Résidence fermée

[Source : nice-provence.info]

Par Michel Lebon

Les Français se barricadent. Quand les frontières tombent et ne protègent plus, quand la police baisse les bras, les habitants se confinent entre des murs d’enceinte. Le Vivre-Ensemble est une chimère.

Témoignage de Gersende B.

Tous les matins, je vais faire une heure de marche sportive pour démarrer la journée. En ce moment, je suis à Uzès, encore pour quelques jours et en faisant mon grand tour matinal de la ville, bien en dehors du centre historique, j’ai remarqué la prolifération de « gated communities »(([1]Cette expression nous vient d’Outre-Atlantique où ce mode d’habitat est très répandu.« Gated communities» est souvent traduit par quartier résidentiel fermé. Une résidence fermée se présente sous la forme d’un regroupement de demeures, entouré par un mur ou un grillage et disposant d’équipements de protection — vidéosurveillance, gardiennage — qui l’isolent du tissu urbain environnant. Notre illustration à la une est la maquette d’un projet immobilier Kaufman&Broad à Six-Fours-les-Plages.)). J’en ai dénombré une bonne dizaine, ce qui est beaucoup pour une petite ville de 8 000 habitants. Et il y en a encore au moins deux autres en projet.
Je m’interroge.

Pourquoi aller s’enfermer dans ce genre de complexes quand l’insécurité ne le justifie absolument pas. Uzès est très tranquille. Ce ne sont pas les très riches qui vont se cloîtrer là-dedans, ils ont des grandes propriétés dissimulées dans des parcs de plusieurs hectares ou des hôtels particuliers dans le centre historique. C’est plutôt la classe moyenne supérieure qui prise ce genre de prison choisie, calquée sur le modèle de la banlieue proprette à l’américaine. Je parle de prison parce que tu ne peux pas y inviter qui tu veux à l’improviste, tes enfants n’ont pas le droit d’y jouer dehors parce que ce sont des nuisances sonores, tu ne peux même pas repeindre tes volets de la couleur que tu veux ou planter un arbuste dans ton jardin car contraire au règlement intérieur. On me dit que les « gated communities » prolifèrent aussi sur la Côte d’Azur(([2] La ville de Marseille est pionnière en la matière. En 2015 elle comptait déjà 1 500 résidences fermées.)) ou dans le Luberon voisin.

On assiste donc aussi dans les petites villes et les villages à la même sécession de la bourgeoisie aisée que l’on observe déjà dans les grands centres urbains, où la bourgeoisie s’accapare les centres-ville en reléguant les pauvres et les petites classes moyennes en voie de paupérisation accélérée de plus en plus loin. Phénomène qui va s’aggraver en ville avec les mesures climatiques prévues d’interdiction des voitures et la déshérence des transports en commun.

On avance de plus en plus vers une dystopie cyberpunk avec des ghettos riches ultra sécurisés à coup de drones, de caméras, voire de passes biométriques (le dispositif de sécurité des JO à Paris en sera l’expérimentation avant sa généralisation à tous les grands centres urbains), isolés de marges de plus en plus paupérisées, où l’on survivra de petits trafics et de débrouille, avec des écoles de merde et des hôpitaux en ruine et où de temps en temps, on enverra la police réprimer très durement des émeutes de la faim…

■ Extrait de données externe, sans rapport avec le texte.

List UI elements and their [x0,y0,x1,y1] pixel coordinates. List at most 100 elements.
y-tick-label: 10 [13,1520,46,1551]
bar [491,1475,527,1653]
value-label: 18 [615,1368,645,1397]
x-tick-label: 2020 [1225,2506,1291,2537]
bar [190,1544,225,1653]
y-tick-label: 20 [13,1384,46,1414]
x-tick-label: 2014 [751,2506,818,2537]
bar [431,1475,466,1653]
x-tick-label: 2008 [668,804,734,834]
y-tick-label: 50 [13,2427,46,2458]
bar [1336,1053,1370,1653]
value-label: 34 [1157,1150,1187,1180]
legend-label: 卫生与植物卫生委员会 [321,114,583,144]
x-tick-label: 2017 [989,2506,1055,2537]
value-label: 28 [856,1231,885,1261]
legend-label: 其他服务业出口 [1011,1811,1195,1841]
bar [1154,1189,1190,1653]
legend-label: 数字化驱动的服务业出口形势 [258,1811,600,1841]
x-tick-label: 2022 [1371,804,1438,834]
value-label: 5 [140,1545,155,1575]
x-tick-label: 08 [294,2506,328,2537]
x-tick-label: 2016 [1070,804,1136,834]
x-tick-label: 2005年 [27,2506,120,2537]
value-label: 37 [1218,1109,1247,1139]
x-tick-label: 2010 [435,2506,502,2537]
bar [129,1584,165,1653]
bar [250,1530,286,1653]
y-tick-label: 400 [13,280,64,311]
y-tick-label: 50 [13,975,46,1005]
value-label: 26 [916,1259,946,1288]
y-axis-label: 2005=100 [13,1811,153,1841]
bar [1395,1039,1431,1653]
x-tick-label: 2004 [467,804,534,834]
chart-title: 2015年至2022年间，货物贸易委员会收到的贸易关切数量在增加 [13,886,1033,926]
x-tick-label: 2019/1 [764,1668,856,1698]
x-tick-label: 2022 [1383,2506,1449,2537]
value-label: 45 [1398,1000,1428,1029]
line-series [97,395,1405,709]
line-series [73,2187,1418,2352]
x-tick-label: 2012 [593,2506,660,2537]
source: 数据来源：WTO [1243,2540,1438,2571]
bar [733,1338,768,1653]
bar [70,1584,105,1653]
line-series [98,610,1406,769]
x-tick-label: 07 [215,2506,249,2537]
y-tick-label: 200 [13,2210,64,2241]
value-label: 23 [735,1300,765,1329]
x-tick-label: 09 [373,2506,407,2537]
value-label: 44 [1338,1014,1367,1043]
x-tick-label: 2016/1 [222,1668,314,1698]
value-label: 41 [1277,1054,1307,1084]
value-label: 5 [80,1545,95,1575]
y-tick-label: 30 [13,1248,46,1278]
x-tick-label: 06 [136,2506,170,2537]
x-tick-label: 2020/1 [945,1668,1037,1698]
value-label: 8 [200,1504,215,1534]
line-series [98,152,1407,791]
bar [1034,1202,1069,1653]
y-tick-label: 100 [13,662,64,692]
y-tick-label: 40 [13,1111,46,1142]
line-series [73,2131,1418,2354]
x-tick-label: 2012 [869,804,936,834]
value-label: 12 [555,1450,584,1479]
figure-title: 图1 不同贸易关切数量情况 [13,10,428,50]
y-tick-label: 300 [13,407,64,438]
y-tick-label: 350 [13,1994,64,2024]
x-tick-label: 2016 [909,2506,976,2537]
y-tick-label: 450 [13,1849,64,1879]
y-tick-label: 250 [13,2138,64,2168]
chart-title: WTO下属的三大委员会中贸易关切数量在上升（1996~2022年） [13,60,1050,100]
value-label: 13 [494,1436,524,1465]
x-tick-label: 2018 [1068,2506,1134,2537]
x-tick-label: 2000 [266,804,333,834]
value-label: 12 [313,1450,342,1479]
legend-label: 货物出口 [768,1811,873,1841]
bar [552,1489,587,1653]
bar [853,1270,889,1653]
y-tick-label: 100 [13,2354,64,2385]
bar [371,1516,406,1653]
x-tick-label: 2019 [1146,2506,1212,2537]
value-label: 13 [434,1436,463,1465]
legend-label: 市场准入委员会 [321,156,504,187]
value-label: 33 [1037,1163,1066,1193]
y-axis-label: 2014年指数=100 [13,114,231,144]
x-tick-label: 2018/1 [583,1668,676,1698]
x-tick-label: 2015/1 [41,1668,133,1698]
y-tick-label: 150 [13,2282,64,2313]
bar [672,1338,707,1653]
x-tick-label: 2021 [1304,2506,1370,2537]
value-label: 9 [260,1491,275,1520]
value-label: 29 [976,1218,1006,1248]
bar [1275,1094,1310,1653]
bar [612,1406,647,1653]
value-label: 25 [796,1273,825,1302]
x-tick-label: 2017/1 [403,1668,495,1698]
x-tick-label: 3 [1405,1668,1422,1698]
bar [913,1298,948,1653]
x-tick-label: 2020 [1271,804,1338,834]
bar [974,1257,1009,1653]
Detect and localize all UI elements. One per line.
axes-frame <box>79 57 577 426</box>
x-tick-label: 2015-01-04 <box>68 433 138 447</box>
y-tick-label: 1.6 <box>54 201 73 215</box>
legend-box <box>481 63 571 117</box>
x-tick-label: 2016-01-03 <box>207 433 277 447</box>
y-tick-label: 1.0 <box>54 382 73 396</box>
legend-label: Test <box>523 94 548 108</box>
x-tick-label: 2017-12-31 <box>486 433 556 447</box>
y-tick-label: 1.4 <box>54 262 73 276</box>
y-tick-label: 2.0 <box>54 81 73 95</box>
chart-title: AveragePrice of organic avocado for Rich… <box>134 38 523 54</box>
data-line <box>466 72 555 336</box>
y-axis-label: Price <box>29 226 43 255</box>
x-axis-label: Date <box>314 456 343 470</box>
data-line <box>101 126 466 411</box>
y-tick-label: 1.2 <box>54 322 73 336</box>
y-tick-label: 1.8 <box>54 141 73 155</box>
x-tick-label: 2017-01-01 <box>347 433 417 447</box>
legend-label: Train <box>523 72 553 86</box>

Les résidences fermées fleurissent en France, comme dans le reste de ce monde que la « mondialisation heureuse » ne protège pas.

Déjà en 2007, la résistance s’organisait

Les copropriétés qui ne peuvent pas de transformer en Résidence fermée, se dotent de portails avec digicode et caméras de contrôle.

Gated communities aux États-Unis, condominio au Brésil. Même en Chine pour les plus riches des communistes… C’est une tendance générale mondiale et la France est juste en retard sur ce phénomène général de repli communautaire. Mais grâce à Macron, nous rattrapons notre retard.

De « belles » images sont visibles sur le site de National Geographic.

Beaucoup de films d’anticipation traitent de ce sujet : une communauté d’ultra riches qui vivent en vase clos. Tout autour, c’est un bidonville géant. Postes de cerbères, vigiles à berger allemand, barrières, murs d’enceinte surveillés par vidéo. Les miradors se font discrets, mais ils sont souvent là. Il ne manque qu’un no man’s land avec mines et pièges à loups. À l’intérieur : club house, tennis, piscine, golf, aire de jeux, souvent une supérette, un cabinet médical, un kiosque, un héliport pour les plus belles résidences. Tout pour vivre entre soi en autarcie.

À chaque fois qu’on nous serine avec le « Vivre-Ensemble », une nouvelle résidence fermée sort de terre.

Chacun chez soi et les moutons seront bien gardés.